Arik Brauer in 1965.
“I’ve always been a painter,” is the reply Arik Brauer gives when asked about how he found his way to art. Whereby in his case it is better to speak of the arts: Painting, architecture, music, dance, sculpture and poetry are just some of the areas in which he has successfully used his versatile talents. From the carefree childhood abruptly ended by National Socialism to the murder of his father in the Holocaust, through the study years at the Academy of Fine Arts, where he co-founded the Vienna School of Fantastic Realism, his journeys by bicycle through Europe and Africa, the Parisian years with his wife Naomi—a Yemeni woman born in Israel, whose father was Theodor Herzl’s coachman in Palestine—, all the way to the return to Vienna with his family, where he became one of the pioneers of Austropop, championed environmental protection, and had an apartment house built according to his plans.

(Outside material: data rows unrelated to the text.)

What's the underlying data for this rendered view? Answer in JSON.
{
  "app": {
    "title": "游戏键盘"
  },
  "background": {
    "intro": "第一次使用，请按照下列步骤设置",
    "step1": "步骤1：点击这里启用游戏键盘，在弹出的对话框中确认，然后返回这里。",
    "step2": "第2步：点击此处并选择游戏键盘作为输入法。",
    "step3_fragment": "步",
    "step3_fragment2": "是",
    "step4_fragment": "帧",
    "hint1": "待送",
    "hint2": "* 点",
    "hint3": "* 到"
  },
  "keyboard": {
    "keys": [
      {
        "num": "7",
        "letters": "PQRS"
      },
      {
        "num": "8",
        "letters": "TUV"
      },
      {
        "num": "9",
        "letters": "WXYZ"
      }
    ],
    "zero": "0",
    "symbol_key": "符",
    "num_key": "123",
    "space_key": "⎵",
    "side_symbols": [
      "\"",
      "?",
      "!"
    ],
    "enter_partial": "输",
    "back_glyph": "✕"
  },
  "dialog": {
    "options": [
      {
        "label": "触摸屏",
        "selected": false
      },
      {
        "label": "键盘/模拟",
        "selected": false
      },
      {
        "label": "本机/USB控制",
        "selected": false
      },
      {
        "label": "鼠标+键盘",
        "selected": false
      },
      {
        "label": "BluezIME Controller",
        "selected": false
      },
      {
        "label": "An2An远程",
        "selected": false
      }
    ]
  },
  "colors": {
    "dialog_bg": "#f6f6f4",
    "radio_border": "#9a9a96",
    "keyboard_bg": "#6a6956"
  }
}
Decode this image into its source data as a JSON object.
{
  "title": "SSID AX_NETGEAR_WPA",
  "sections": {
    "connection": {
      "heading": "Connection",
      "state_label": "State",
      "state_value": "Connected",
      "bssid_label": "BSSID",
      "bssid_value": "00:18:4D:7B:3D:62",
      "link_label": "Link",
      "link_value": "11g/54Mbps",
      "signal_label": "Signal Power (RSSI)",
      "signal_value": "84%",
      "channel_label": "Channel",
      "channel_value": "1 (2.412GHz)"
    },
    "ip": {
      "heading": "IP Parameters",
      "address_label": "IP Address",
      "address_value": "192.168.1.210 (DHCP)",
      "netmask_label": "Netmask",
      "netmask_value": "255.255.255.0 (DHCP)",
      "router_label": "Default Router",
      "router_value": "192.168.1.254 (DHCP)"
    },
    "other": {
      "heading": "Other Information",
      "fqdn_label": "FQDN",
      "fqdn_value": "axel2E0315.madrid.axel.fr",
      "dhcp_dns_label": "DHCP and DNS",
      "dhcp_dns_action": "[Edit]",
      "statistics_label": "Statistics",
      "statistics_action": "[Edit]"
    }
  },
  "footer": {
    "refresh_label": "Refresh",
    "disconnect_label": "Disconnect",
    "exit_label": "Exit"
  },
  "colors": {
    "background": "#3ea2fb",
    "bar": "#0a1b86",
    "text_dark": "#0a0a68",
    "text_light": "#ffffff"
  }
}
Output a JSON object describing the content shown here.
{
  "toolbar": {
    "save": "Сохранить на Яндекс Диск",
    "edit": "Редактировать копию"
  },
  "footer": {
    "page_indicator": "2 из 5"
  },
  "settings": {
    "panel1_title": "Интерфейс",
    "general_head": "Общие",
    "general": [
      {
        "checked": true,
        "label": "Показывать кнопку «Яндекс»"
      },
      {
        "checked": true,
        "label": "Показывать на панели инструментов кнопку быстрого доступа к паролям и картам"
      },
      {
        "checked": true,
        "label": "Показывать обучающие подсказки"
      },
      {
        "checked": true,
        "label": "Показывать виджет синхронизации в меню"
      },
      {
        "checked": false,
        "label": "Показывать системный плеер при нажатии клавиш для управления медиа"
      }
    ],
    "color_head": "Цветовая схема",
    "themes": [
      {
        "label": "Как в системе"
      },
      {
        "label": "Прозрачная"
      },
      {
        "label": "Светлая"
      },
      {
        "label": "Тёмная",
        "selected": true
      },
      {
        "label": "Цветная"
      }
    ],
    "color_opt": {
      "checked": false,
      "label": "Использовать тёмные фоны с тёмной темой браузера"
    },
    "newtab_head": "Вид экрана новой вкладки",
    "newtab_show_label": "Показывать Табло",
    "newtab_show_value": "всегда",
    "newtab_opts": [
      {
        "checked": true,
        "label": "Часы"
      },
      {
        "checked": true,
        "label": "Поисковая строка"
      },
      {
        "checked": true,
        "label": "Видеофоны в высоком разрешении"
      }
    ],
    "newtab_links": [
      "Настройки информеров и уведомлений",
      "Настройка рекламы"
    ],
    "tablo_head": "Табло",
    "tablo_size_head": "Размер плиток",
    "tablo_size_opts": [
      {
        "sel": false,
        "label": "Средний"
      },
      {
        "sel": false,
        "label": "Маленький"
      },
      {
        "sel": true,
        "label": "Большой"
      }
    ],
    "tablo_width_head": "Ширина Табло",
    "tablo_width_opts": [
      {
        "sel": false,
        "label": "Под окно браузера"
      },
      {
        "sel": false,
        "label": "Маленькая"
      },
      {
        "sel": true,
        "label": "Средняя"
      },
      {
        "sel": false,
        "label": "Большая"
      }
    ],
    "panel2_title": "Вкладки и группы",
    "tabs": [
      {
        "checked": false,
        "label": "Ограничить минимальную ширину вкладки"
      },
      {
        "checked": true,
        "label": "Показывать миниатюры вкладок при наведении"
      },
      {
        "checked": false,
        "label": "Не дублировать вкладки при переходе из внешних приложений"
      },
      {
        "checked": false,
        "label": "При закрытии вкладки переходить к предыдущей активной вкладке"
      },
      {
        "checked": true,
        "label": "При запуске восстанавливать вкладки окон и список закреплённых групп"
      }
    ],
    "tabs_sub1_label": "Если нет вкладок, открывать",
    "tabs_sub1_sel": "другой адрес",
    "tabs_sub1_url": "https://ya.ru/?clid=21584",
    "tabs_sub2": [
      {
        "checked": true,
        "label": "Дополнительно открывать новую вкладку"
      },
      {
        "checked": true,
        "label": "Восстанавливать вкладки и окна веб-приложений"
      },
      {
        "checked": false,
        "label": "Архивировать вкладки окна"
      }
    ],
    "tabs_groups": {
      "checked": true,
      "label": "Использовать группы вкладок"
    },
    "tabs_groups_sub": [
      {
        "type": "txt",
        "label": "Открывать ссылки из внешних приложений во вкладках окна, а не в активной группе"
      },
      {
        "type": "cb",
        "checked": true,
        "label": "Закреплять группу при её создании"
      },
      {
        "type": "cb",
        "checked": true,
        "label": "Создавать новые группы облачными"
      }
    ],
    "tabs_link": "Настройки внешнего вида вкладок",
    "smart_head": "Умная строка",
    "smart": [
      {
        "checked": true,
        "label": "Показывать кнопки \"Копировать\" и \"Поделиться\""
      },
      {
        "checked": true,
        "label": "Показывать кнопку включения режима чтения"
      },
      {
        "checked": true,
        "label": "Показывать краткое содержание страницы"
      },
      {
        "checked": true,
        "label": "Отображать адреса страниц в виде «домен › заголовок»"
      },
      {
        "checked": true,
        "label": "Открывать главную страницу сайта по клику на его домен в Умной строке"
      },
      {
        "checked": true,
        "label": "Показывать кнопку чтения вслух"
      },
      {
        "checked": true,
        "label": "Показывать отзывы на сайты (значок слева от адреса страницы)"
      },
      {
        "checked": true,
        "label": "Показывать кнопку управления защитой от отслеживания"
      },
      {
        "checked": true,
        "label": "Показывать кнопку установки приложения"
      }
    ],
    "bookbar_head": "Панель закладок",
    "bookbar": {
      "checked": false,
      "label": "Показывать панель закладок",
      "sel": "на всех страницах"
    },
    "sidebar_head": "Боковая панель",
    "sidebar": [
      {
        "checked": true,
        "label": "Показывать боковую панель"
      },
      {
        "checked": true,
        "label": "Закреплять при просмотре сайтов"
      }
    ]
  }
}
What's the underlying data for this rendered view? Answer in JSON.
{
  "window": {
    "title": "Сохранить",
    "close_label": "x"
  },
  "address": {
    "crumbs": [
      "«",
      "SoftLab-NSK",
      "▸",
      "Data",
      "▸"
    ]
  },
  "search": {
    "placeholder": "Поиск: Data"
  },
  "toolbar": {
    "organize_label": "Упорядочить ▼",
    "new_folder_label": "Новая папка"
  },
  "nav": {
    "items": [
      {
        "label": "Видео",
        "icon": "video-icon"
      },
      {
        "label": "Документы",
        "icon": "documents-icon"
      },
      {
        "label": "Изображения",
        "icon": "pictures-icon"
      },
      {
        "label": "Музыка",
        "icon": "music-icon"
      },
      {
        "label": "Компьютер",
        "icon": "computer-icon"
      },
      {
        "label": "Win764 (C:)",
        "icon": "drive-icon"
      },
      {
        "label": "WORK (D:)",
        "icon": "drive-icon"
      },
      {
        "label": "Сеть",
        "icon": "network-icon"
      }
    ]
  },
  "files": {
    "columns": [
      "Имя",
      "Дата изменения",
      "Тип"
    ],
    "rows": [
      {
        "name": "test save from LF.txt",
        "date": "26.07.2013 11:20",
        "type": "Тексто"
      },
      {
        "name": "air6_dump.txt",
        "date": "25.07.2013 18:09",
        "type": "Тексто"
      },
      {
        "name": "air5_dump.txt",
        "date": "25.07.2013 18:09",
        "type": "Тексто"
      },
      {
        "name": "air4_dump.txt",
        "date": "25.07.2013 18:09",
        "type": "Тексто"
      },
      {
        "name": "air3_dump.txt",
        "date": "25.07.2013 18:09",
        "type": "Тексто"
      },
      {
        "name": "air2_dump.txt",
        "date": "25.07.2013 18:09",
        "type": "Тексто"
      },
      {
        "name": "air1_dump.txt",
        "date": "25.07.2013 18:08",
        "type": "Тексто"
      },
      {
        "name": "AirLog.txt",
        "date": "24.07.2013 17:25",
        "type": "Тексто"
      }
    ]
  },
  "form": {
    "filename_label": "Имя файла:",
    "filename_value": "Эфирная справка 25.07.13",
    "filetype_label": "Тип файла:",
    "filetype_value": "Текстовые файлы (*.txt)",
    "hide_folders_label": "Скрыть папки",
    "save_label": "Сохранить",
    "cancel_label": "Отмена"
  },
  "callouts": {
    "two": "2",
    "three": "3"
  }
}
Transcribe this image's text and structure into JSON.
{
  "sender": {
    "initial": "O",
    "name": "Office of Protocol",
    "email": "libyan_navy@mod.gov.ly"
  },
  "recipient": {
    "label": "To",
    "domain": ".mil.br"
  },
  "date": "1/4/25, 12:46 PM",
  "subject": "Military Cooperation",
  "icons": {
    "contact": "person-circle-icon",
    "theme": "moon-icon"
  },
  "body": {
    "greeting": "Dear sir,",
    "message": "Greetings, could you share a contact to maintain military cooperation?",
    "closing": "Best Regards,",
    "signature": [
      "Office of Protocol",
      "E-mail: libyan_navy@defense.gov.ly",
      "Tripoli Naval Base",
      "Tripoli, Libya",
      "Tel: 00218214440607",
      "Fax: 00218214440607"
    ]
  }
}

In his second home of Israel he implemented his idea of building a house for himself and his family in the artists’ colony of Ein Hod. Arik Brauer artistically designed the exterior as well as the interior of the residence there down to the smallest detail. The close connection to Judaism and Israel is expressed in much of his art. His sensitivity, his wit, but often the critical analysis of socio-political issues is also reflected in his work. The Jewish Museum celebrates Arik Brauer as a man and artist on his 90th birthday and presents the different facets of his oeuvre. Until he turns 120!